Plotting inliers (blue) and outliers (red) in 2D space.

As we expect, most of the observations that are flagged as outliers reside in bins with few other observations. This is pretty consistent with the other two methods we used before (PCA and KNN anomaly detectors). One specific advantage of the HBOS method is that it is very fast for even large datasets. However, with higher levels of dimensionality it is very likely that the assumption of feature independence is tenuous at best. Other methods, like the isolation forest can often perform better in higher dimensions. However, the simplicity of the method makes it easy to explain, which can be a benefit in many cases!

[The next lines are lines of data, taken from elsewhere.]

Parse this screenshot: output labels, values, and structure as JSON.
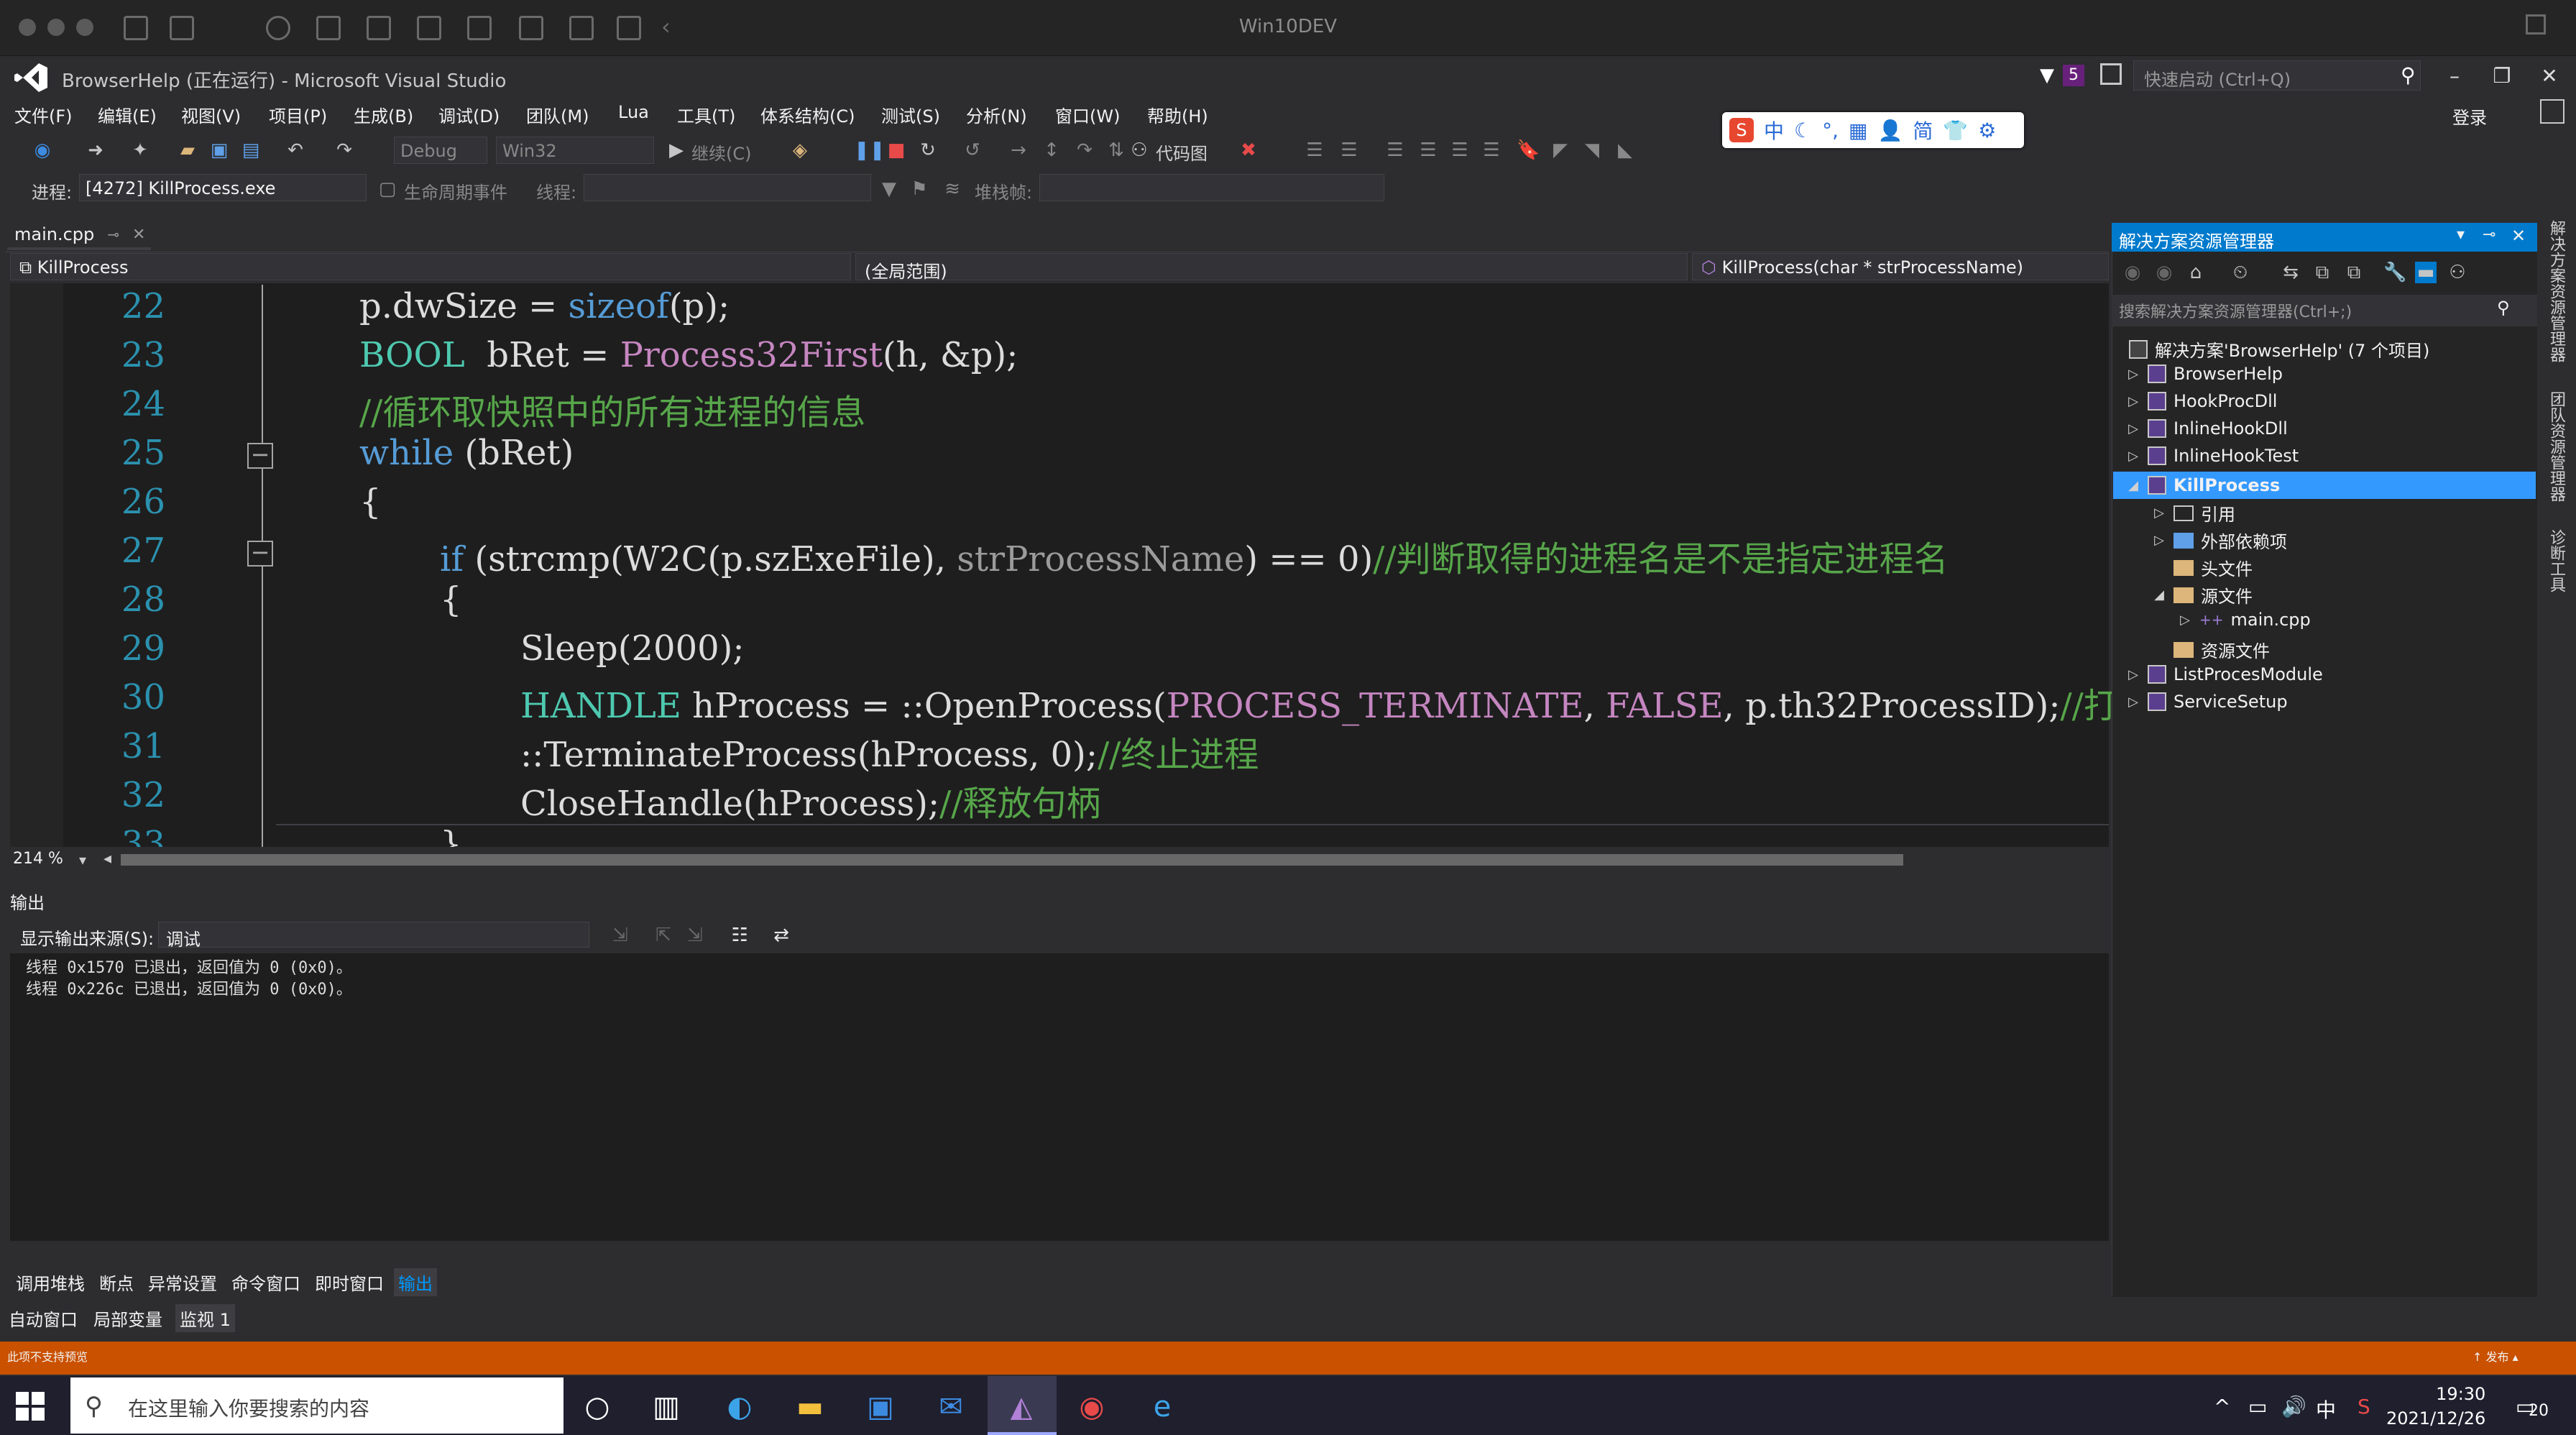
{
  "mac": {
    "title": "Win10DEV"
  },
  "vs": {
    "title": "BrowserHelp (正在运行) - Microsoft Visual Studio",
    "notif_count": "5",
    "quick_launch_placeholder": "快速启动 (Ctrl+Q)",
    "login": "登录"
  },
  "menu": [
    "文件(F)",
    "编辑(E)",
    "视图(V)",
    "项目(P)",
    "生成(B)",
    "调试(D)",
    "团队(M)",
    "Lua",
    "工具(T)",
    "体系结构(C)",
    "测试(S)",
    "分析(N)",
    "窗口(W)",
    "帮助(H)"
  ],
  "ime": {
    "lang": "中",
    "simplified": "简"
  },
  "toolbar": {
    "config": "Debug",
    "platform": "Win32",
    "continue": "继续(C)",
    "codemap": "代码图",
    "process_label": "进程:",
    "process_value": "[4272] KillProcess.exe",
    "lifecycle": "生命周期事件",
    "thread_label": "线程:",
    "stack_label": "堆栈帧:"
  },
  "editor": {
    "tab": "main.cpp",
    "nav_project": "KillProcess",
    "nav_scope": "(全局范围)",
    "nav_func": "KillProcess(char * strProcessName)",
    "zoom": "214 %",
    "line_numbers": [
      "22",
      "23",
      "24",
      "25",
      "26",
      "27",
      "28",
      "29",
      "30",
      "31",
      "32",
      "33"
    ]
  },
  "code": {
    "l22a": "p.dwSize = ",
    "l22b": "sizeof",
    "l22c": "(p);",
    "l23a": "BOOL",
    "l23b": "  bRet = ",
    "l23c": "Process32First",
    "l23d": "(h, &p);",
    "l24": "//循环取快照中的所有进程的信息",
    "l25a": "while",
    "l25b": " (bRet)",
    "l26": "{",
    "l27a": "if",
    "l27b": " (strcmp(W2C(p.szExeFile), ",
    "l27c": "strProcessName",
    "l27d": ") == 0)",
    "l27e": "//判断取得的进程名是不是指定进程名",
    "l28": "{",
    "l29": "Sleep(2000);",
    "l30a": "HANDLE",
    "l30b": " hProcess = ::OpenProcess(",
    "l30c": "PROCESS_TERMINATE",
    "l30d": ", ",
    "l30e": "FALSE",
    "l30f": ", p.th32ProcessID);",
    "l30g": "//打开",
    "l31a": "::TerminateProcess(hProcess, 0);",
    "l31b": "//终止进程",
    "l32a": "CloseHandle(hProcess);",
    "l32b": "//释放句柄",
    "l33": "}"
  },
  "output": {
    "header": "输出",
    "source_label": "显示输出来源(S):",
    "source_value": "调试",
    "lines": [
      "线程 0x1570 已退出，返回值为 0 (0x0)。",
      "线程 0x226c 已退出，返回值为 0 (0x0)。"
    ]
  },
  "bottom_tabs": [
    "调用堆栈",
    "断点",
    "异常设置",
    "命令窗口",
    "即时窗口",
    "输出"
  ],
  "bottom_tabs2": [
    "自动窗口",
    "局部变量",
    "监视 1"
  ],
  "solution": {
    "title": "解决方案资源管理器",
    "search": "搜索解决方案资源管理器(Ctrl+;)",
    "root": "解决方案'BrowserHelp' (7 个项目)",
    "items": [
      "BrowserHelp",
      "HookProcDll",
      "InlineHookDll",
      "InlineHookTest",
      "KillProcess",
      "引用",
      "外部依赖项",
      "头文件",
      "源文件",
      "main.cpp",
      "资源文件",
      "ListProcesModule",
      "ServiceSetup"
    ]
  },
  "side_labels": [
    "解决方案资源管理器",
    "团队资源管理器",
    "诊断工具"
  ],
  "status": {
    "left": "此项不支持预览",
    "right": "发布"
  },
  "taskbar": {
    "search": "在这里输入你要搜索的内容",
    "ime": "中",
    "time": "19:30",
    "date": "2021/12/26",
    "badge": "20"
  },
  "colors": {
    "accent": "#007acc",
    "status": "#ca5100",
    "keyword": "#569cd6",
    "comment": "#57a64a",
    "macro": "#c586c0",
    "type": "#4ec9b0"
  }
}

HBOS Anaomaly Detector: Example Function

Here’s a minimal working example of the procedure above. As we build our ensemble, we’ll come back to this function later.

Code

# Run a principal components anomaly detector
adHBOS <- function(X, ub = 15){
  
  # scale input features, define list to hold scores
  X <- scale(X)
  j <- dim(X)[2]
  hbos <- vector("list",j)
  
  # internal function: compute optimal bins
  opt_bins <- function(X, upper_bound = ub)
  {
    
    epsilon = 1
    n <- length(X)
    
    # maximum likelihood estimate for bin
    maximum_likelihood <- array(0, dim = c(upper_bound - 1, 1))
    
    # rule of thumb for upper bound
    if (is.null(upper_bound)) {
      upper_bound <- as.integer(sqrt(length(X)))
    }
    
    for (i in seq_along(1:(upper_bound - 1))) {
      b <- i + 1
      histogram <- hist(X, breaks = b, plot = FALSE)$counts
      
      maximum_likelihood[i] <-
        sum(histogram * log(b * histogram /  n + epsilon) - (b - 1 + log(b) ^ 2.5))
    }
    
    return(which.max(maximum_likelihood))
  }
  
  # run HBOS
  for(j in 1:j){
    
    h <- hist(X[,j], breaks = opt_bins(X[,j]), plot = FALSE)
    fi <- findInterval(X[,j], h$breaks)
    
    hbos[[j]] <- log(1/h$density[fi])
  }
  
  # minmax scale feature vectors
  hbos <- lapply(hbos, function(x){(x- min(x)) /(max(x)-min(x))})
  
  # return score
  return(apply(do.call(cbind, hbos), 1, sum))
  
}

References

Birgé, Lucien, and Yves Rozenholc. 2006. “How Many Bins Should Be Put in a Regular Histogram.” ESAIM: Probability and Statistics 10: 24–45.

Goldstein, Markus, and Andreas Dengel. 2012. “Histogram-Based Outlier Score (Hbos): A Fast Unsupervised Anomaly Detection Algorithm.” KI-2012: Poster and Demo Track 1: 59–63.